Lesley Batchelor OBE is Director General of the Institute of Export, the professional membership body for everyone involved in international trade. Here she gives an overview of the different insurance options available and their significance.
What types of insurance do I need to export?
When we start to trade internationally you will realise that everyone talks about insurance in very different terms. The introduction is an attempt to provide you with an overview of what each type of insurance does and where it might impact on your international business and in some cases on your ability to trade profitably.
In some markets Product Liability and Professional Indemnity premiums are very high mainly due to the high level of litigations that are brought to trial mainly, USA & Canada. These markets attract such a huge amount of legal activity and insurers will add a lump sum to the annual premium (upwards of £5K) and add more as they determine the level of risk they are exposing themselves to in this market.
When travelling in the USA you will see attempts to mitigate against these actions in the warning on the coffee cups of ‘caution hot’ and even on a hammer a note ‘not to be used on human flesh’ – product liability to an extreme!
Over this section we will explore the various elements of Insurance in terms of impact on international trade and explain some of the terms that are commonly used.
Main insurance options
This cover protects you in the event that your product causes injury or damage to a person or their property. You could be liable to pay compensation in these circumstances even if you didn’t manufacture the product, and the costs can be severe.
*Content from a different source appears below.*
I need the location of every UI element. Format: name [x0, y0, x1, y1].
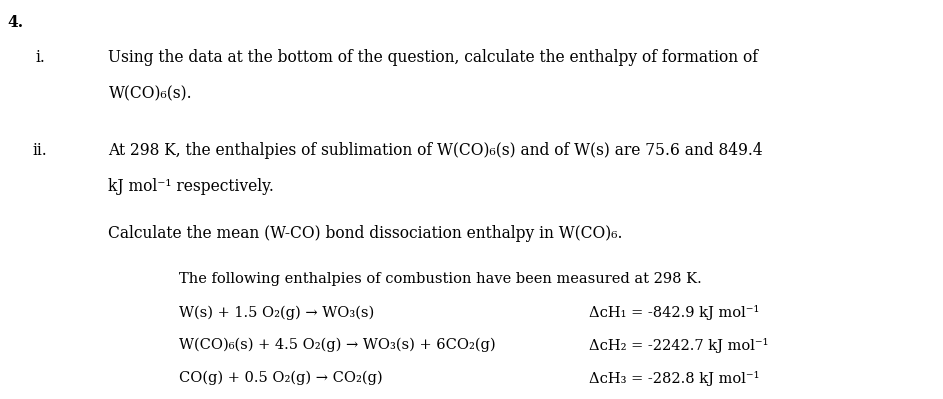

Types of insurance – Professional indemnity
This insurance covers the cost of compensating clients for loss or damage resulting from negligent services or advice provided by a business or an individual.
Types of insurance – Trade Risk insurance
- In Transit
- Free on board (FOB)
- Worldwide cover (including Open policy/Declaration policy)
Some common issues from not insuring
Remember you always have the option of not insuring but you may find that the repercussions are much more wide spread than you think. Some examples of issues that international trade can face:
If your cargo is uninsured and the paperwork is deficient in any way, the goods arrive at the port/airport of destination but will sit on the dock side/warehouse accruing charges until cleared. This will mean charges and probably a rejection could mean the return of the goods, extra costs or the destruction again more costs or if you’re lucky just additional charges before the goods are cleared to continue their journey to the customer.
Software failing to perform
If a software product fails to perform properly, it may not cause physical, personal, or advertising damages, therefore the general liability policy would not be triggered; it may, however, directly cause financial losses which could potentially be attributed to the software developer’s misrepresentation of the product capabilities.
Custom designed products
If a custom-designed product fails without causing damage to person or property other than to the subject product itself, a product liability policy may cover consequential damages such as losses from business interruption, but will generally not cover the cost to redesign, repair or replace the failed product itself. Claims for these losses against the manufacturer may be covered by a professional liability policy.
For more on the common issues that insurance can help you avoid or allay, read Open to Eport’s ‘Insure to ensure you get paid’ article.
Be aware of the risks you’re exposing you company to. These risks if faced in the UK are a nuisance but, internationally they will drain your business of time and money in both legal costs both here and in the market where you have sold and air fares.